The third grade physical science unit “Lighten Up!”, builds on the energy concepts that are introduced in grade two and specifically focuses on electrical energy and magnetism. Students use scientific thinking processes to conduct investigations and build explanations: observing, communicating, comparing, and organizing.Using batteries, bulbs, wire, switches, and other materials the students identify the basic elements of simple electrical circuits, construct, compare and contrast series and parallel circuits, and learn about the conductive property of different materials. The electricity unit provides a natural context for students to develop their technology/engineering concepts and skills. Throughout the unit the students investigate the use of different technologies such as diodes and electromagnets and encounter various problem-solving situations, in which they can apply the engineering design process.

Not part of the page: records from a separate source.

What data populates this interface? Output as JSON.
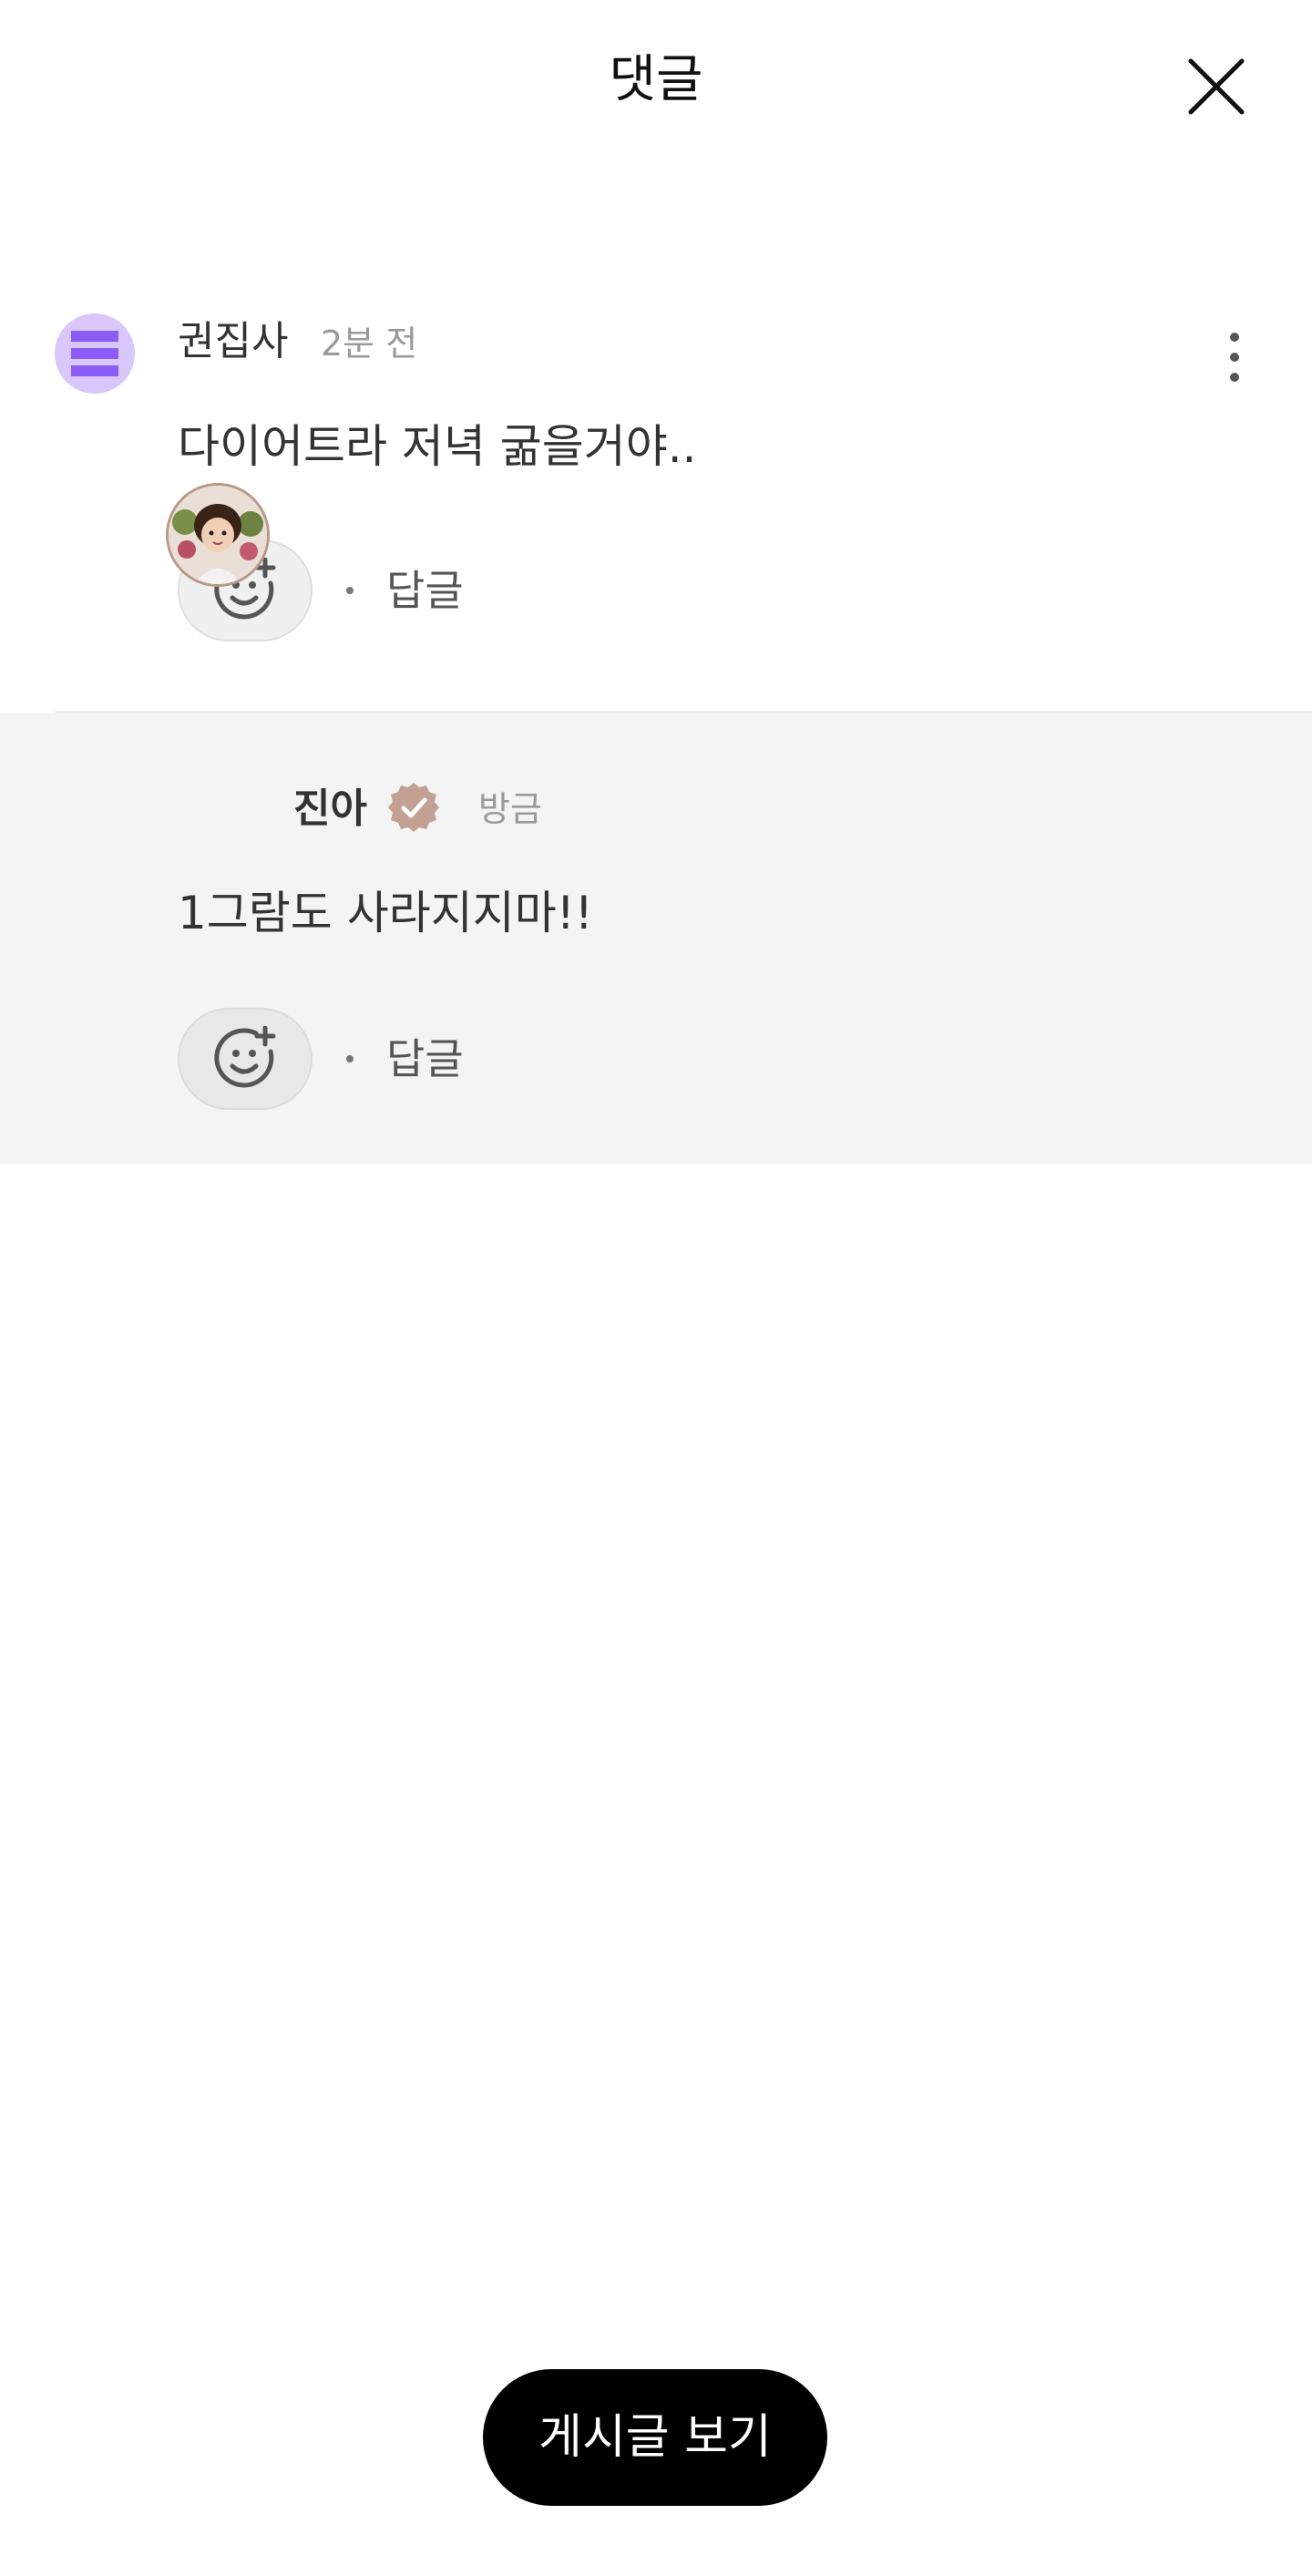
{
  "header": {
    "title": "댓글",
    "close_icon": "close-icon"
  },
  "comments": [
    {
      "author": "권집사",
      "time": "2분 전",
      "text": "다이어트라 저녁 굶을거야..",
      "reply_label": "답글",
      "avatar_icon": "stack-icon",
      "avatar_color": "#8b5cf6"
    },
    {
      "author": "진아",
      "time": "방금",
      "text": "1그람도 사라지지마!!",
      "reply_label": "답글",
      "badge_icon": "verified-badge-icon",
      "badge_color": "#c2a192"
    }
  ],
  "footer": {
    "view_post_label": "게시글 보기"
  }
}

In the Life Science unit Classifying Living Things students examine; how organisms are classified, what are the characteristics of the different groups of organisms, what animal behaviors can be changed or learned, and how organisms respond to environmental factors. Through numerous inquiry-based investigations students discover that animals and other organisms are classified based on similar characteristics and that organisms can be classified into smaller groups. Students generate and formulate questions based on their observations, and design investigations to help answer their questions. Students also explore how organisms respond to different environmental factors such as moisture, light and temperature. Students generate, analyze and interpret data in order to explore new concepts such as environmental range and optimum range.